WHO WAS
HALL'S LABEO AND JONSON'S POET-APE?
The identity
disguise popular in Elizabethan works complicates their
interpretation. Meanings become fuzzier still with the use of verse,
metaphor and analogy, as is generally the case in the satires of
Joseph Hall and John Marston. A full understanding of these works
requires familiarity with classical myth, ancient history,
contemporary writing fashions and the minutiae of the social scene in
Elizabethan London. Most of the detailed allusions in these satirical
verses are now obscure to us.
Nevertheless, it is
possible to discern their broader themes. In his satires of
1597/8, one of Hall's principal targets is a contemporary author,
whom he labels variously as Labeo and The Cynic. This
Labeo-Cynic is portrayed as a newly practicing poet, writing under a
pseudonym. Hall berates him for the poor quality of his poetry,
its pornography and the hiding of his true name. He criticizes
Labeo-Cynic's use of another poet's inspiration and, in this context,
refers to a "thirsty swain" - most probably an allusion to
Shakespeare (via the Ovidian quote on thirst for poesic waters, in
Venus & Adonis).
Within
his own biting satires, Marston responds to Hall, berating the
latter's carping attitude and defending Labeo. In a separate
passage he professes amazement that even "mediocria
firma" is unsafe from Hall's spite.
With this reference to the heraldic motto of the Bacon family,
Baconians perceive an unveiling by Marston of Labeo's identity.

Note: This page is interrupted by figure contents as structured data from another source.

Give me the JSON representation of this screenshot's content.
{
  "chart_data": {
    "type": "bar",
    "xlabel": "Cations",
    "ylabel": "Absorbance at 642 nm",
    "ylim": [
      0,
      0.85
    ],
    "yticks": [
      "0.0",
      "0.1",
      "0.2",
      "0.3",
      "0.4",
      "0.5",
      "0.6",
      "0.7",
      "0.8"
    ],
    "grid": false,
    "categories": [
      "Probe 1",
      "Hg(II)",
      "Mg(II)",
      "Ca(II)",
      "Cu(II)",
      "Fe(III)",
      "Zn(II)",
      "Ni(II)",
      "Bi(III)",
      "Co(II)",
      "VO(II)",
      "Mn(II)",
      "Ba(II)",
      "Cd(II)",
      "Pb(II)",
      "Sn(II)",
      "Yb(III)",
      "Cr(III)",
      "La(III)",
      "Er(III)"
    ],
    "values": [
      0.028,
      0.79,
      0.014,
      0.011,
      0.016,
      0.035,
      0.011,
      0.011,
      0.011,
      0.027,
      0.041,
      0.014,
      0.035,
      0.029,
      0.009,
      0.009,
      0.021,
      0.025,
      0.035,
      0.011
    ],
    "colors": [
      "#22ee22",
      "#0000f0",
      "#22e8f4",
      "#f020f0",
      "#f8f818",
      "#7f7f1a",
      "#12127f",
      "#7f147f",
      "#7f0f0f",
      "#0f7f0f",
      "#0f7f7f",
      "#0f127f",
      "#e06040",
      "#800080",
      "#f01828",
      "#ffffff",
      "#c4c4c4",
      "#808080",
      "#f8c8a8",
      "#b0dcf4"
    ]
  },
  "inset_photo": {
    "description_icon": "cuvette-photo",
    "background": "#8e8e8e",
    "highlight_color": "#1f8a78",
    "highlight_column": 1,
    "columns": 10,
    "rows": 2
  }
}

Labeo-Cynic must be Francis Bacon, who has been castigated by Hall
for writing the pornographic poem, Venus &
Adonis, under the name of another - the
actor, William Shakespeare.
This hypothesis is dependent on
each and all of three key assumptions:
Marston intended
"mediocria firma" to represent Francis Bacon;
This representation
was also alluding to Hall's Labeo;
Labeo's unskilled, pornographic poetry, berated
by Hall, was Venus & Adonis.
However, not one of these assumptions can be
substantiated. In fact, not one is remotely sustainable, based
on an objective reading of the satires.
In reality, Marston's
"mediocria firma" points unwaveringly to Sir Nicholas
Bacon, then head of the Bacon clan (and the eldest surviving
half-brother of Anthony and Francis). In his first collection,
Hall savagely satirizes an unnamed person, whose unusual profile
exactly captures Sir Nicholas, in a poem which has nothing to do with
Labeo or the subject of authorship. This fully explains
Marston's response, which is also unrelated to authorship or Labeo
...... except that the latter was evidently Marston himself, who,
under a pen-name, had written a pornographic poem which imitated the
style of Venus & Adonis!
As to the author of the latter and its accomplished, serious-themed
follow-up, Lucrece,
both published some years before, all we can reasonably conclude from
the evidence of the satires is that he was not Hall's emerging and
unskilled pornographic poet, Labeo.
Those who are interested
in a fuller account and the underlying evidence will find it in my
essay, Flavours of Bacon. Here I also give some
details of Marston's history, including his tendency to feud with
other authors. After his quarrel with Hall he went on to clash
with Ben Jonson, both physically and in print. Each caricatured
the other scathingly in his plays, with Jonson portraying Marston as
the plagiaristic, unskilled poet-scholar-satirist of his Poetaster.
Such history makes Marston easily the leading candidate to be the
similar subject of Jonson's dismissive poem On
Poet-Ape, whose unnamed target is depicted as
a plagiaristic, self-important poet-playwright.